Additional October inflation data supported the earlier moderating inflation readings while PMI data suggest sluggish below long term trend economic growth. Consensus opinion that the Fed has reached its cycle terminal rate has firmed leading to strong market rallies in both Treasuries and equities.
S&P Global November PMI measures (November 24 & December 1) indicated the U.S. has entered a 2nd year of Manufacturing sector contraction while the Services sector expansion remains sluggish following a brief pickup earlier this year. October Personal Consumption Expenditures (PCE) data (November 30) showed continued moderation from the prior years’ inflation spike consistent with the earlier October Consumer Price Index (CPI) readings. 6-month annualized core PCE and core CPI have fallen to 2.6% and 3.2%, respectively. While both levels are still above the Fed’s 2% target rate, they demonstrate continued improvement and a substantial spread from the 5.5% target rate upper bound leaving monetary conditions “sufficiently restrictive” for the Fed’s price stability restoration efforts.

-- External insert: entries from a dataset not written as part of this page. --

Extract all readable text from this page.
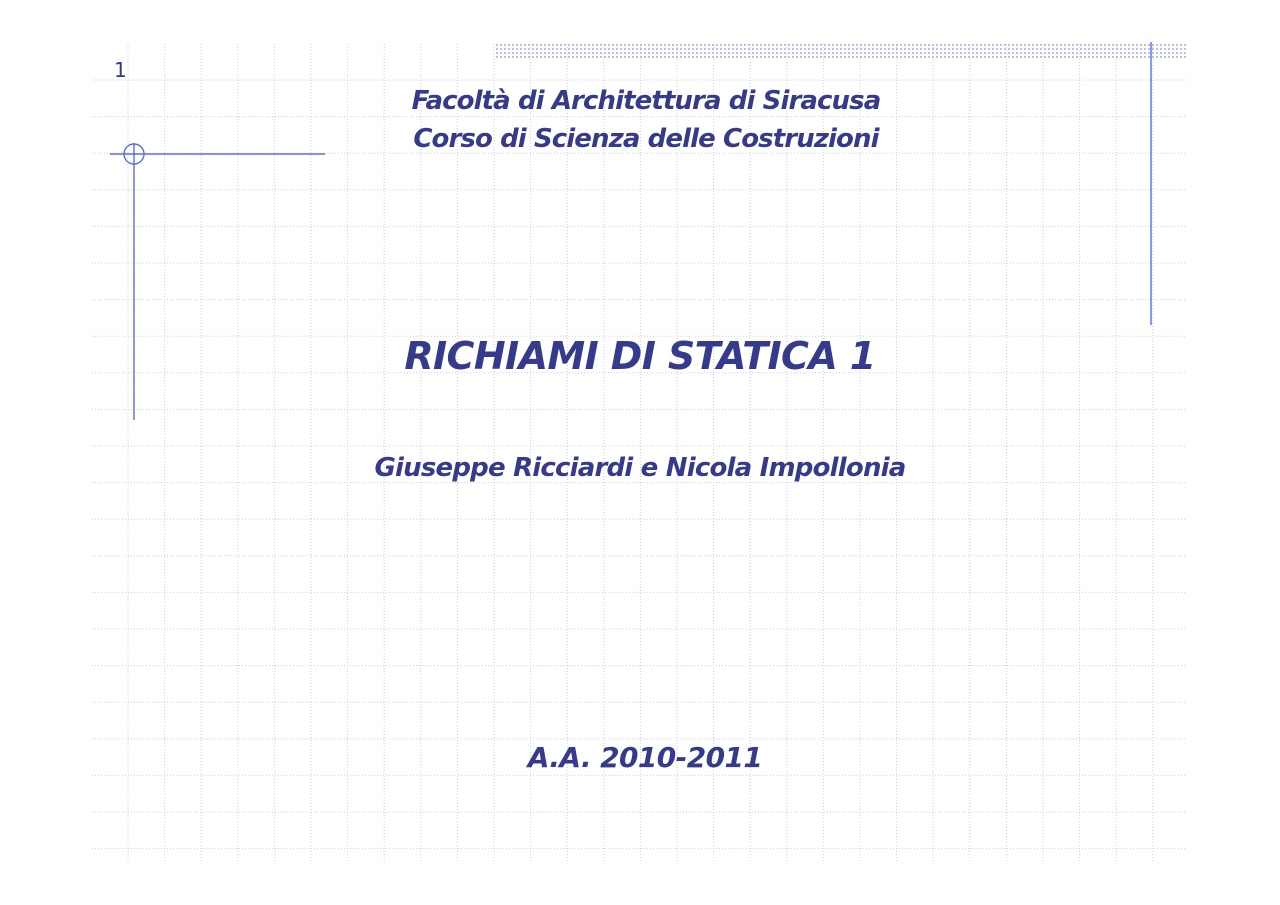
1
Facoltà di Architettura di Siracusa
Corso di Scienza delle Costruzioni
RICHIAMI DI STATICA 1
Giuseppe Ricciardi e Nicola Impollonia
A.A. 2010-2011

Confidence that the Fed has reached its cycle peak in the target rate led to a strong rally in November for both U.S. Treasuries and equity markets. The S&P 500 and Bank sector indices all experienced 2-sigma increases. Equity indices will now test their August highs for resistance. When near term volatility spikes, I frequently zoom out to orient position in the longer time frame context. Review of bank sector indices price performance from prior to the Great Financial Crisis through today shows charts that are essentially flat point to point over the nearly 18 year time frame. Despite the November surge higher in stock prices, the banking sector remains cheap based on longer run valuations.
Comparison between bank stocks and the broader equity markets finds a 35 percentage point spread in year to date performance. Review of the multi-decade, 1-year comparative returns between banks and the broader market, shows one of the most significant underperformance periods of the last 26 years. In 2 of the prior underperformance periods, the recovery and subsequent outperformance by the banks was relatively quick and sharp. Recovery following the GFC underperformance was long and mild.
The bank stock outlook for recovery today relative to the broader market will, in my opinion, most likely be sharp and quick. I write this based on the equity markets successfully shrugging off the impacts of restrictive monetary policy so far through the cycle. I think this leaves broad market valuations high with greater risk of longer run normalization. I also note that the negative earnings revisions for banks due to higher funding costs have mostly run their course. After the largest decrease for the 2024 EPS outlook occurring in the 2nd quarter, consensus earning profile for the sector has stabilized along with near term interest rates and funding costs.